Bailey told Ivanhoe, “I work on the computer all day so my vision has gotten progressively worse. I can’t see far; I can’t see the clock in the middle of the night.”
Bailey chose the iDesign wavescan system to correct her vision. The FDA approved it 18 months ago and expanded approval to people with mixed astigmatism this year.
Sandy T. Feldman, M.D., a Lasik eye surgeon and the medical director of Clearview Eye and Laser Medical Center in California, explained “It measures imperfections of the eye that are like a fingerprint that are unique to the person.” (Read Full Interview)
iDesign is adapted from technology used to shape and measure mirrors in the James Webb space telescope. It captures 1,257 data points on the eye, so surgeons can make precise corrections.

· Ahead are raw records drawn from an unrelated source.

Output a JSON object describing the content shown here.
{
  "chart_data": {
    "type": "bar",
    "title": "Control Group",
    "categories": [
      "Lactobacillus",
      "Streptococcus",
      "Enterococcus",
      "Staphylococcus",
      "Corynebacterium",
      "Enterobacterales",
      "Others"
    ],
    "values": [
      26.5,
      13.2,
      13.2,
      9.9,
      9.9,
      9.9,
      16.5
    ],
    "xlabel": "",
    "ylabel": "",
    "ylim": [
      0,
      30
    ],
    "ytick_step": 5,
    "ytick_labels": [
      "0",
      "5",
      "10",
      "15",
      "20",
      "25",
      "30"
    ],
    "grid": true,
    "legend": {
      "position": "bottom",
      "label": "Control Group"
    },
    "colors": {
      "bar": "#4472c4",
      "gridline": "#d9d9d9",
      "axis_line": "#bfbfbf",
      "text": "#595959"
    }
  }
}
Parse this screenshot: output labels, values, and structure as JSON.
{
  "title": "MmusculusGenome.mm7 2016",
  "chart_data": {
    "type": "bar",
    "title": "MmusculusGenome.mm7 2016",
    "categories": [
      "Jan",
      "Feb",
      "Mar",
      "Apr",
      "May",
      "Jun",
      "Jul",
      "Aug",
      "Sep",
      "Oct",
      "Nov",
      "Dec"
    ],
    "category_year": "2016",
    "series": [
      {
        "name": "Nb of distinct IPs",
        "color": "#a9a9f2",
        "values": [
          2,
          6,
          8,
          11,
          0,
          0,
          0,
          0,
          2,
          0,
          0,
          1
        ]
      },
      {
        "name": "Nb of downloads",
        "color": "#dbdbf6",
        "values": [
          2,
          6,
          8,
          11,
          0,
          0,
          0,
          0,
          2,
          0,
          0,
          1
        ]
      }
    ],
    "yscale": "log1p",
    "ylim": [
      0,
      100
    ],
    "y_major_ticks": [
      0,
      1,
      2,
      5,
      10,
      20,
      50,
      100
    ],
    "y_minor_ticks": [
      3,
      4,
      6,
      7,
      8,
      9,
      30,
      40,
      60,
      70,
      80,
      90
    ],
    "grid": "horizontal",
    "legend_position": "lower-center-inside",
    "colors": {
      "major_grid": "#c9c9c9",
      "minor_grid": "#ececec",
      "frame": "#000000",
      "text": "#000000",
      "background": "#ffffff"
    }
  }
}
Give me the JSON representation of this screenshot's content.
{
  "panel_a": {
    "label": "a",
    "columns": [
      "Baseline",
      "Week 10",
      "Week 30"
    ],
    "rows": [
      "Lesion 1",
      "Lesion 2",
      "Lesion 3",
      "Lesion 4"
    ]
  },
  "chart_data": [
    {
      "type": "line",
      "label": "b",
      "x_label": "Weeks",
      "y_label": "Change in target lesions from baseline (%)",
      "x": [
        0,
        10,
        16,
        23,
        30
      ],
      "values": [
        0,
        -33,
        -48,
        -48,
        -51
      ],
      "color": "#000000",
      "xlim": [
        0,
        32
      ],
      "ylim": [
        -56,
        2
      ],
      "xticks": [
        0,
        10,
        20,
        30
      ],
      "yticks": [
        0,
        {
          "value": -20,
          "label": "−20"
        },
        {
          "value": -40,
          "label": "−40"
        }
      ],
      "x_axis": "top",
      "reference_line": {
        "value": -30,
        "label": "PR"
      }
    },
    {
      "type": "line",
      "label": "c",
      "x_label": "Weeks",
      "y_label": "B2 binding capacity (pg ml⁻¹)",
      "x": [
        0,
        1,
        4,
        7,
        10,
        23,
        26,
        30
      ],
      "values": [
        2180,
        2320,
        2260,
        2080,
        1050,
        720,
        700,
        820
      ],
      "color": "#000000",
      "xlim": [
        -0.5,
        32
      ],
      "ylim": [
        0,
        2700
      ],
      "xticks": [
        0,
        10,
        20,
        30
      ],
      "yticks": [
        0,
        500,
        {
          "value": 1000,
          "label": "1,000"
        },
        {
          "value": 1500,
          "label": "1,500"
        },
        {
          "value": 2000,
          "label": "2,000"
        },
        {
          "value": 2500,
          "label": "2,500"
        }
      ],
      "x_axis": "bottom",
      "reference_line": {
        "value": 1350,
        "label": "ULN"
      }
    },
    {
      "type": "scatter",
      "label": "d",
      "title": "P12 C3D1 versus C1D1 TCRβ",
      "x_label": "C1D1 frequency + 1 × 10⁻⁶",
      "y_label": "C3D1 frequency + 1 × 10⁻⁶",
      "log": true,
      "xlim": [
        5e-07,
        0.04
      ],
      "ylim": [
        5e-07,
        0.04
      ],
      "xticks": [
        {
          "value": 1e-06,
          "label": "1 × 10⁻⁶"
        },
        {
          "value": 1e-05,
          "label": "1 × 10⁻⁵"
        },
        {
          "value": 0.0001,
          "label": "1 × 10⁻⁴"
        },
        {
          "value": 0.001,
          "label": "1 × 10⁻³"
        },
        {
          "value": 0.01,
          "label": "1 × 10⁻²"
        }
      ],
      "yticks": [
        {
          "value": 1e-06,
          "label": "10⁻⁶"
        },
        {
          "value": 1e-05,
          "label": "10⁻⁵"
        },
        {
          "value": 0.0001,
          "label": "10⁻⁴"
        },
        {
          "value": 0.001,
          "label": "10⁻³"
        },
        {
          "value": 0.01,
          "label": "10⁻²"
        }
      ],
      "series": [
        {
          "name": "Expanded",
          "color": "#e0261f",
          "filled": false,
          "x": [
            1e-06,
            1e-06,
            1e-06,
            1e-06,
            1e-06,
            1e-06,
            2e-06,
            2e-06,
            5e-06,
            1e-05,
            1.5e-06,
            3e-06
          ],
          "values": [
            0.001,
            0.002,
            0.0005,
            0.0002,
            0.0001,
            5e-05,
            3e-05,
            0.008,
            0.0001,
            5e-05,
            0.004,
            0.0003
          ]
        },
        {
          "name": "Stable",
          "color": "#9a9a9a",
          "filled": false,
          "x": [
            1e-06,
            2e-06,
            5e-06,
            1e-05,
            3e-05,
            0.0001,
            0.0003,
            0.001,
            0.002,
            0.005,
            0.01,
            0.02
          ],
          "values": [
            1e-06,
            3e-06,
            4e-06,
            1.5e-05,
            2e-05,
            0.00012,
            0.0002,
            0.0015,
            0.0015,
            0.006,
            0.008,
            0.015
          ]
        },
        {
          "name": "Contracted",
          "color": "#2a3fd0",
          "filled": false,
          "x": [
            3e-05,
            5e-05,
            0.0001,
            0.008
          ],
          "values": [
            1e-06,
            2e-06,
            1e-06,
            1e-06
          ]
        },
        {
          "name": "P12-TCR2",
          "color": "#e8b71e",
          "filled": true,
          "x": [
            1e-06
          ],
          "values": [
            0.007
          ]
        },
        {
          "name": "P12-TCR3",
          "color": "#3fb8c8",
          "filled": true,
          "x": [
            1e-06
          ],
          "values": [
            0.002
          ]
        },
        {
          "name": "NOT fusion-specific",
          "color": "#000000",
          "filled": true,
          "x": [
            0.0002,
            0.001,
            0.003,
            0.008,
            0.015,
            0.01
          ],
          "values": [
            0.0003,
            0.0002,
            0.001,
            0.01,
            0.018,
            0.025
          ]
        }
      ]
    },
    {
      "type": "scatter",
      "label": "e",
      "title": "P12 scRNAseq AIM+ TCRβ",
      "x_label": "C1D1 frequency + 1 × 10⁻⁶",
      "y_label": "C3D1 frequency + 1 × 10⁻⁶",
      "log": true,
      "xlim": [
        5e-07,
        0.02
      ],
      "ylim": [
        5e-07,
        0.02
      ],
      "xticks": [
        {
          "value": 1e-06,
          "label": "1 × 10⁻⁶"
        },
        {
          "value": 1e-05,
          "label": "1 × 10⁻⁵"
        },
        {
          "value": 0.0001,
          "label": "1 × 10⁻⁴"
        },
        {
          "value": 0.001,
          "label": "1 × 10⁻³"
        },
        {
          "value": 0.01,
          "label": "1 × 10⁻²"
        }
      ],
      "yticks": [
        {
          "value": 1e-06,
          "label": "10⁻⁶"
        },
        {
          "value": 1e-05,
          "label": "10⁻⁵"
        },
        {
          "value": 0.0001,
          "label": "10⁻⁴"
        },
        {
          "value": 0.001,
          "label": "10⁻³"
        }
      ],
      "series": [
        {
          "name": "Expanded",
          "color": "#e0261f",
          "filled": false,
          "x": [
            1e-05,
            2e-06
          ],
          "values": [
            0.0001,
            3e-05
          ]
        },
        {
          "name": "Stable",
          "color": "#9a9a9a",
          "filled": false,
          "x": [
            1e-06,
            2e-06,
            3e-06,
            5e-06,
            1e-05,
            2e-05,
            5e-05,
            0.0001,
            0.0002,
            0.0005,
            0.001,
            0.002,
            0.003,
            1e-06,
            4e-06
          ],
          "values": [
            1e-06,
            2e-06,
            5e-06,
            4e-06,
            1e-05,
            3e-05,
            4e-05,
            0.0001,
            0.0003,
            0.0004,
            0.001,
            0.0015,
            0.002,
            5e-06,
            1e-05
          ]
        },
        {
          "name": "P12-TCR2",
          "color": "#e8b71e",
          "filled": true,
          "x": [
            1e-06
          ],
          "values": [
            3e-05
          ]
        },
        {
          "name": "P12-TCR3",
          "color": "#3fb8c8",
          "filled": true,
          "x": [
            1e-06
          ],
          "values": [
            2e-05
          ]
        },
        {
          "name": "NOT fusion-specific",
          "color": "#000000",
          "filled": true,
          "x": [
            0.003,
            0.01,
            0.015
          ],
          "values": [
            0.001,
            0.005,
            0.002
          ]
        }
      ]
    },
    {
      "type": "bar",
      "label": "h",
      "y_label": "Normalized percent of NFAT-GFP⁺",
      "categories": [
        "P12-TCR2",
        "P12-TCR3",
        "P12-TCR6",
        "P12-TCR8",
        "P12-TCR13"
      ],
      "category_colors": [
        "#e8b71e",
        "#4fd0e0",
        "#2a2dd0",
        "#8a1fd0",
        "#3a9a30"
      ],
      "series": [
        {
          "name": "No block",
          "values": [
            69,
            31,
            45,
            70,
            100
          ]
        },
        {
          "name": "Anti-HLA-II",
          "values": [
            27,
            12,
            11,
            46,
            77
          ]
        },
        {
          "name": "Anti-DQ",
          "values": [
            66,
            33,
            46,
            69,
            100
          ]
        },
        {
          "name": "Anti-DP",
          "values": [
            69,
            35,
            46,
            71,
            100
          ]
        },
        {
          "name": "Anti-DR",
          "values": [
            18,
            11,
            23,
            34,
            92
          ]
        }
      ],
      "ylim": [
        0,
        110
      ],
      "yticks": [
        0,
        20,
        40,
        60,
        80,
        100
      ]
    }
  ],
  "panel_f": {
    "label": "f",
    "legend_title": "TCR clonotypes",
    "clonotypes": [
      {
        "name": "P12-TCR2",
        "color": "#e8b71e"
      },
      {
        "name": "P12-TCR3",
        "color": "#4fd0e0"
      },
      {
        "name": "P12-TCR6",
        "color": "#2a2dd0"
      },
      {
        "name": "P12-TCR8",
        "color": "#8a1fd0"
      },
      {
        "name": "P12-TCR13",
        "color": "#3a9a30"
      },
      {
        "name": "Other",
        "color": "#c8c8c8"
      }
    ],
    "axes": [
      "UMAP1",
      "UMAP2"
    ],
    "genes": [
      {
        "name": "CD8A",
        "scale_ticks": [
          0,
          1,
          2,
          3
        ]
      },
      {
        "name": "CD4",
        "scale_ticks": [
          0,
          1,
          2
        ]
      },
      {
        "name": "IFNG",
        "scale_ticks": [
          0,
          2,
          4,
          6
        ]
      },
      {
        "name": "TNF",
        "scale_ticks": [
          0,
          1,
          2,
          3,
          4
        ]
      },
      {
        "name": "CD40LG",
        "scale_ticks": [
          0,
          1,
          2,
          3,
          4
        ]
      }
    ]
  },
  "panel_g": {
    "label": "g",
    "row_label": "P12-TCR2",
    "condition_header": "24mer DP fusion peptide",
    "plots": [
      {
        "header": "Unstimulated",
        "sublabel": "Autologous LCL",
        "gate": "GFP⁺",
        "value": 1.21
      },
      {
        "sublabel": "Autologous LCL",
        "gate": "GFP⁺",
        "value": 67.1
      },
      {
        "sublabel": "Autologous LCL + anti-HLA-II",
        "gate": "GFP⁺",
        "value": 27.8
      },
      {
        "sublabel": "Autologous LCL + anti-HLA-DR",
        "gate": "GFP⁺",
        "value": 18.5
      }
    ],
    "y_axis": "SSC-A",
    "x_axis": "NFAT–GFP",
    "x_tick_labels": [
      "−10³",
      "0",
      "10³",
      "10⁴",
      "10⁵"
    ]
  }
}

Dr. Feldman continued, “The iDesign is like the brain, and it’s going to drive the laser treatment. It tells the laser what to do. So we’re customizing it based on your imperfections.”
The iDesign system created a high definition 3D blueprint of Bailey’s eyes for Dr. Feldman. She used that as a map to reshape Bailey’s corneas in a ten-minute procedure, as Bailey’s husband looked on. The immediate result?
“Oh my god, I can see,” said Bailey.
In one clinical study, 92 percent of iDesign patients achieved at least 20/20 vision. iDesign works for nearsighted patients who are at least 18, who have a wider range of pupil sizes, and now patients with mixed astigmatism. The risks are the same as the ones for regular Lasik surgery.
Contributors to this news report include: Cyndy McGrath, Supervising Producer; Wendy Chioji, Field Producer; Milvionne Chery, Assistant Producer; Roque Correa, Editor; Rusty Reed, Videographer.
MEDICAL BREAKTHROUGHS – RESEARCH SUMMARY
TOPIC: IDESIGN VISION TREATMENT
REPORT: MB #4254
BACKGROUND: Like nearsightedness and farsightedness, astigmatism is a refractive error, meaning it is not an eye disease; it’s simply a problem with how the eye focuses light. Astigmatism usually causes vision to be blurred or distorted to some degree at all distances. Symptoms of uncorrected astigmatism are eye strain and headaches, especially after reading or other prolonged visual tasks. Astigmatism usually is caused by an irregularly shaped cornea. Instead of the cornea having a symmetrically round shape, it is shaped more like a football, with one meridian being significantly more curved than the meridian perpendicular to it. Special contact lenses are an option to help it, as is refractive surgery such as Lasik.
TREATMENT: Refractive surgeons have long appreciated the accuracy and predictability of outcomes associated with wave scan technology. Wave scan derived treatments, however, have several short-comings including the inability to resolve the optical characteristics in those with higher prescriptions, small pupils, high levels of astigmatism and corneal irregularities. This is solved with the iDesign system.. At the core of Wave Scan is an array of small lenslets designed to measure the inherent deviation in eye focusing. iDesign increases the count of this lenslet array from 250 to 1200. Additionally, iDesign measures pupil size and topography in each evaluation adding to the comprehensive quality of each scan. This surgery is specific to an individual’s eye and allows surgeons to make precise corrections, which leads to better vision for patients.
SPACE AGE TECHNOLOGY: The development of the sensor technology within the iDesign System was the result of an earlier discovery by Abbott scientists, which NASA used to accurately measure and shape the mirrors in the James Webb Space Telescope to ensure it will transmit high resolution images of deep space back to earth. The telescope is scheduled to launch in 2018.